As you embark on your nursing career, a nurse internship or externship is a great opportunity of which to take advantage.
If there is a particular hospital, health system, or specialty area in which you are very interested, an internship or externship can help you get your foot in the door prior to being eligible for a full-time position. What is the difference between an intern and an extern? That depends on your state and/or the organization offering the internship/externship opportunity.
Experiences During Nursing School
In general, internship and/or externship opportunities are offered to unlicensed nursing students or new graduate nurses. For nursing students who have completed basic clinical requirements, there may be opportunities during the school year, usually internships, to gain more clinical experience and exposure.
As a nursing student, your scope of practice will be limited; depending on the facility, your role may be similar to a nursing assistant or may be shadowing and assisting a licensed nurse. These opportunities tend to be part-time and are usually paid positions.
During the summer, particularly the summer just before your final year of nursing school, many organizations offer temporary positions, typically as a student nurse extern, to continue to practice your clinical skills. In general, these are full-time, paid positions where you will shadow and work alongside a licensed nurse to get a better idea of what this role is like.

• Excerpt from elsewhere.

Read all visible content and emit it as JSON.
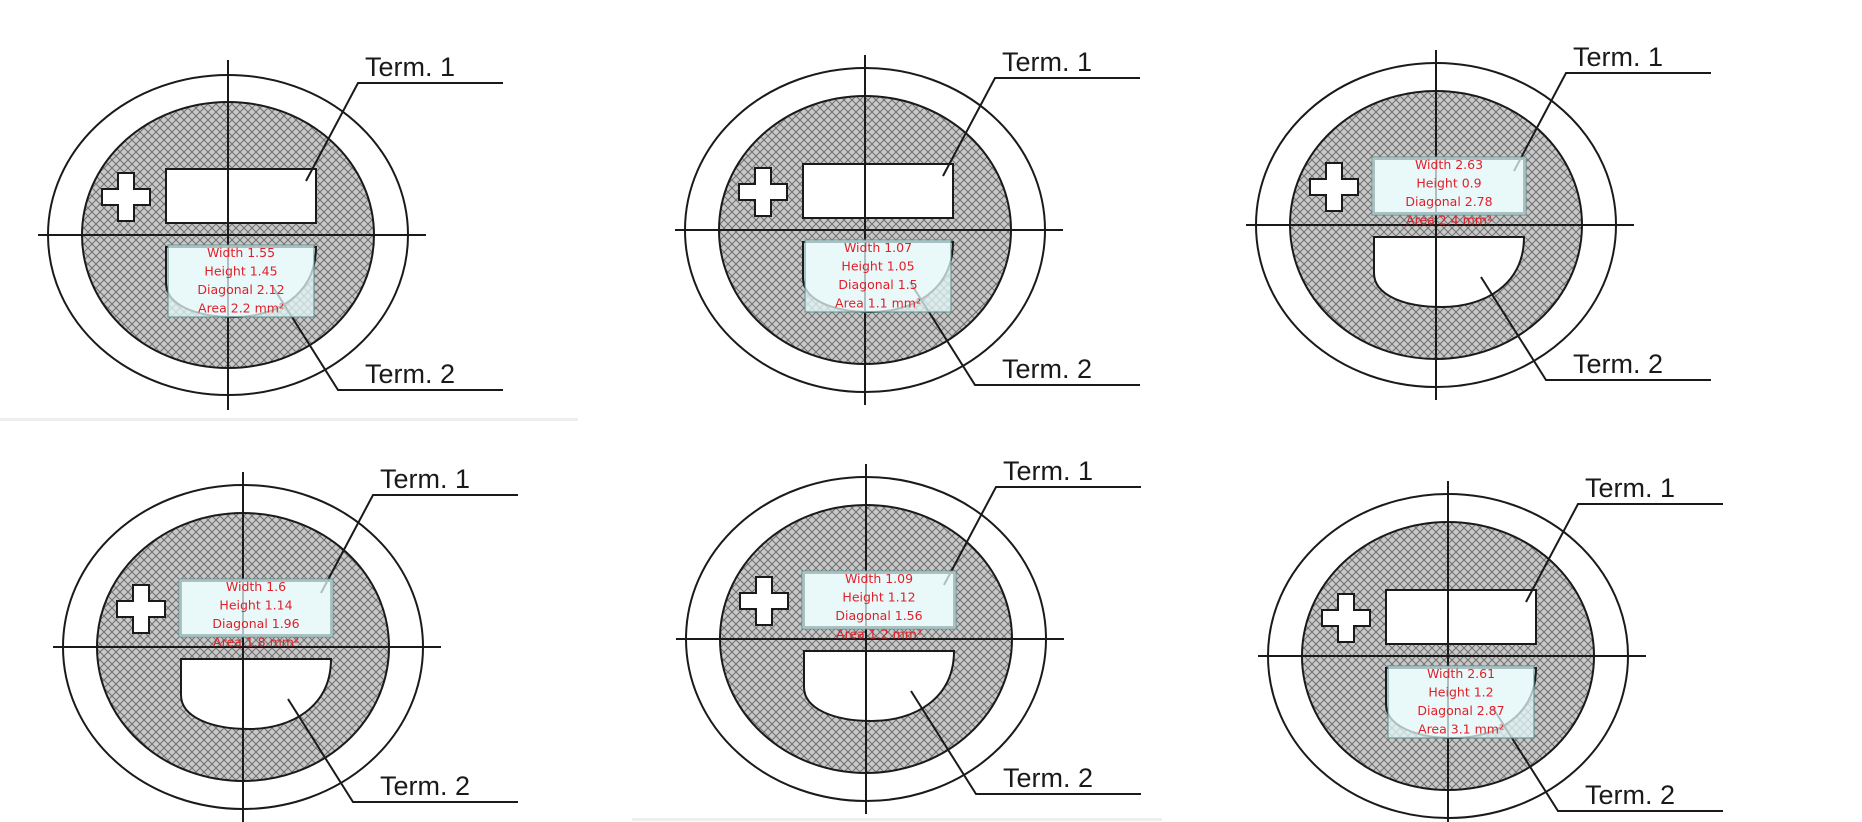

Your independent scope will still be limited as an unlicensed student, but you may be delegated additional tasks under the supervision of the nurse with whom you are working. Particularly for competitive specialties or academic health systems, this is one of the best ways to gain an advantage for a full-time position after graduation.
After graduation, but before you have been licensed, some facilities in certain states may offer full-time, paid employment opportunities that may be referred to as an internship, externship, or a residency. These opportunities allow new graduates to begin working while waiting for their license and is a great transition from a student to a licensed nurse.
The new graduates usually have preceptors to help them orient to the role, and their scope of practice will again be limited until they are fully licensed. Similar to a summer externship, this is a great entryway to a competitive position.